Cell structures come in various shapes and sizes dependent on their location within an organism and what life sustaining process it carries out. These can range from the globular protein of a red blood cell, designed to carry four oxygen molecules at a time to the tail like flagellum of a bacteria designed for mobility and penetration of organs within a body. There are two main types of cells, eukaryotic cells which are generally plant and animal cells and prokaryotic cells, which relate to organisms such as bacteria and fungi, which undergo asexual reproduction.
They both contain organelles such as ribosomes and mitochondria for functions such as protein synthesis and producing ATP from an energy source such as glucose. There is theories which suggest that mitochondria, although now cell organelles, originally were prokaryotic cells as of their unique features such as a double membrane and its storage of DNA. Mitochondria are important in such cells as villi and microvilli, which rely on the production of ATP for the transportation of important products of digestion against their concentration gradient.
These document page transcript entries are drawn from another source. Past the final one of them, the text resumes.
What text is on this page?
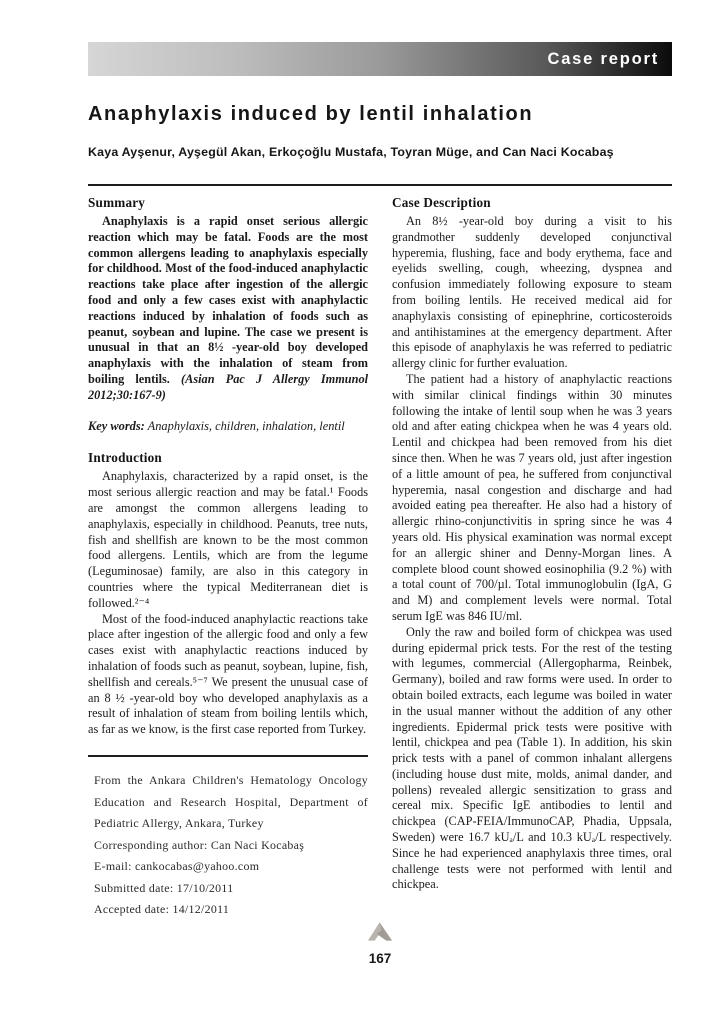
Case report
Anaphylaxis induced by lentil inhalation
Kaya Ayşenur, Ayşegül Akan, Erkoçoğlu Mustafa, Toyran Müge, and Can Naci Kocabaş
Summary

Anaphylaxis is a rapid onset serious allergic reaction which may be fatal. Foods are the most common allergens leading to anaphylaxis especially for childhood. Most of the food-induced anaphylactic reactions take place after ingestion of the allergic food and only a few cases exist with anaphylactic reactions induced by inhalation of foods such as peanut, soybean and lupine. The case we present is unusual in that an 8½ -year-old boy developed anaphylaxis with the inhalation of steam from boiling lentils. (Asian Pac J Allergy Immunol 2012;30:167-9)

Key words: Anaphylaxis, children, inhalation, lentil

Introduction

Anaphylaxis, characterized by a rapid onset, is the most serious allergic reaction and may be fatal.¹ Foods are amongst the common allergens leading to anaphylaxis, especially in childhood. Peanuts, tree nuts, fish and shellfish are known to be the most common food allergens. Lentils, which are from the legume (Leguminosae) family, are also in this category in countries where the typical Mediterranean diet is followed.²⁻⁴

Most of the food-induced anaphylactic reactions take place after ingestion of the allergic food and only a few cases exist with anaphylactic reactions induced by inhalation of foods such as peanut, soybean, lupine, fish, shellfish and cereals.⁵⁻⁷ We present the unusual case of an 8 ½ -year-old boy who developed anaphylaxis as a result of inhalation of steam from boiling lentils which, as far as we know, is the first case reported from Turkey.

From the Ankara Children's Hematology Oncology Education and Research Hospital, Department of Pediatric Allergy, Ankara, Turkey

Corresponding author: Can Naci Kocabaş

E-mail: cankocabas@yahoo.com

Submitted date: 17/10/2011

Accepted date: 14/12/2011

Case Description

An 8½ -year-old boy during a visit to his grandmother suddenly developed conjunctival hyperemia, flushing, face and body erythema, face and eyelids swelling, cough, wheezing, dyspnea and confusion immediately following exposure to steam from boiling lentils. He received medical aid for anaphylaxis consisting of epinephrine, corticosteroids and antihistamines at the emergency department. After this episode of anaphylaxis he was referred to pediatric allergy clinic for further evaluation.

The patient had a history of anaphylactic reactions with similar clinical findings within 30 minutes following the intake of lentil soup when he was 3 years old and after eating chickpea when he was 4 years old. Lentil and chickpea had been removed from his diet since then. When he was 7 years old, just after ingestion of a little amount of pea, he suffered from conjunctival hyperemia, nasal congestion and discharge and had avoided eating pea thereafter. He also had a history of allergic rhino-conjunctivitis in spring since he was 4 years old. His physical examination was normal except for an allergic shiner and Denny-Morgan lines. A complete blood count showed eosinophilia (9.2 %) with a total count of 700/µl. Total immunoglobulin (IgA, G and M) and complement levels were normal. Total serum IgE was 846 IU/ml.

Only the raw and boiled form of chickpea was used during epidermal prick tests. For the rest of the testing with legumes, commercial (Allergopharma, Reinbek, Germany), boiled and raw forms were used. In order to obtain boiled extracts, each legume was boiled in water in the usual manner without the addition of any other ingredients. Epidermal prick tests were positive with lentil, chickpea and pea (Table 1). In addition, his skin prick tests with a panel of common inhalant allergens (including house dust mite, molds, animal dander, and pollens) revealed allergic sensitization to grass and cereal mix. Specific IgE antibodies to lentil and chickpea (CAP-FEIA/ImmunoCAP, Phadia, Uppsala, Sweden) were 16.7 kUₐ/L and 10.3 kUₐ/L respectively. Since he had experienced anaphylaxis three times, oral challenge tests were not performed with lentil and chickpea.

167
Villi/microvilli are finger like projections found on the wall of the small intestine which are folded several times to increase their surface area for maximum absorption. They have a rich blood supply to maintain a concentration gradient and are able to move food throughout the small intestine. The villi are subject to infiltration by other cells such as prokaryotes – namely chorea whose structure is designed to deal with the conditions of the human digestive system. They contain a flagellum to aid movement through the digestive system, a cell wall/capsule to protect against mechanical damage and help bind to other bacteria.
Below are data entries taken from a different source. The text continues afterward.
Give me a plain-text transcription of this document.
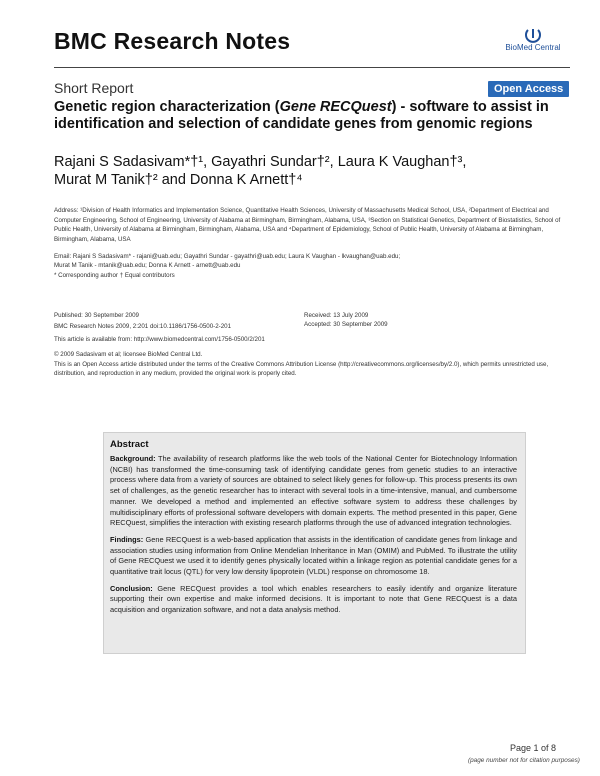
BMC Research Notes	BioMed Central
Short Report	Open Access
Genetic region characterization (Gene RECQuest) - software to assist in identification and selection of candidate genes from genomic regions
Rajani S Sadasivam*†¹, Gayathri Sundar†², Laura K Vaughan†³,
Murat M Tanik†² and Donna K Arnett†⁴
Address: ¹Division of Health Informatics and Implementation Science, Quantitative Health Sciences, University of Massachusetts Medical School, USA, ²Department of Electrical and Computer Engineering, School of Engineering, University of Alabama at Birmingham, Birmingham, Alabama, USA, ³Section on Statistical Genetics, Department of Biostatistics, School of Public Health, University of Alabama at Birmingham, Birmingham, Alabama, USA and ⁴Department of Epidemiology, School of Public Health, University of Alabama at Birmingham, Birmingham, Alabama, USA
Email: Rajani S Sadasivam* - rajani@uab.edu; Gayathri Sundar - gayathri@uab.edu; Laura K Vaughan - lkvaughan@uab.edu;
Murat M Tanik - mtanik@uab.edu; Donna K Arnett - arnett@uab.edu
* Corresponding author † Equal contributors
Published: 30 September 2009	Received: 13 July 2009
BMC Research Notes 2009, 2:201 doi:10.1186/1756-0500-2-201	Accepted: 30 September 2009
This article is available from: http://www.biomedcentral.com/1756-0500/2/201
© 2009 Sadasivam et al; licensee BioMed Central Ltd.
This is an Open Access article distributed under the terms of the Creative Commons Attribution License (http://creativecommons.org/licenses/by/2.0), which permits unrestricted use, distribution, and reproduction in any medium, provided the original work is properly cited.
Abstract

Background: The availability of research platforms like the web tools of the National Center for Biotechnology Information (NCBI) has transformed the time-consuming task of identifying candidate genes from genetic studies to an interactive process where data from a variety of sources are obtained to select likely genes for follow-up. This process presents its own set of challenges, as the genetic researcher has to interact with several tools in a time-intensive, manual, and cumbersome manner. We developed a method and implemented an effective software system to address these challenges by multidisciplinary efforts of professional software developers with domain experts. The method presented in this paper, Gene RECQuest, simplifies the interaction with existing research platforms through the use of advanced integration technologies.

Findings: Gene RECQuest is a web-based application that assists in the identification of candidate genes from linkage and association studies using information from Online Mendelian Inheritance in Man (OMIM) and PubMed. To illustrate the utility of Gene RECQuest we used it to identify genes physically located within a linkage region as potential candidate genes for a quantitative trait locus (QTL) for very low density lipoprotein (VLDL) response on chromosome 18.

Conclusion: Gene RECQuest provides a tool which enables researchers to easily identify and organize literature supporting their own expertise and make informed decisions. It is important to note that Gene RECQuest is a data acquisition and organization software, and not a data analysis method.

Page 1 of 8
(page number not for citation purposes)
The most potentially dangerous feature of a bacterium is its plasmid. These can contain information for such features as the breaking down of antibiotics, which form due to a selection pressure towards that bacterium that can resist the antibiotics for example. Through horizontal gene transmission, bacterium can pass on their plasmids through conjugation tubes, not only to their own species, but other species so they too can be resistant. Other cells whose structure relate to their function are those involved in gas exchange.
From fish that have gills have various filaments and lamellae to work against the current of water to absorb as much oxygen as possible, they are long and fine to maximise the potential amount of oxygen possible to absorb. Humans use alveoli within the lungs, which are numerous round air sacs with a dense network of capillaries for efficient concentration gradient of oxygen. They have very thin cell walls to allow gas to diffuse through the partially permeable membrane. They are designed to increase surface area in order to absorb as much gas as possible.
They are elastic for the expulsion of air in order to rid of carbon dioxide in the body. Plants gas exchange systems are deliberately interlocked with air spaces between mesophyll cells. This ensures no cell is ever too far away from an air source. Stomata (also known as guard cells) can control the intake of air and the release of air. They open and close in their optimum conditions and have a thick inner wall to control if air can come in or out. Their stomatal aperture adjusts according to the plants conditions and what is needed for photosynthesis and actually respiration.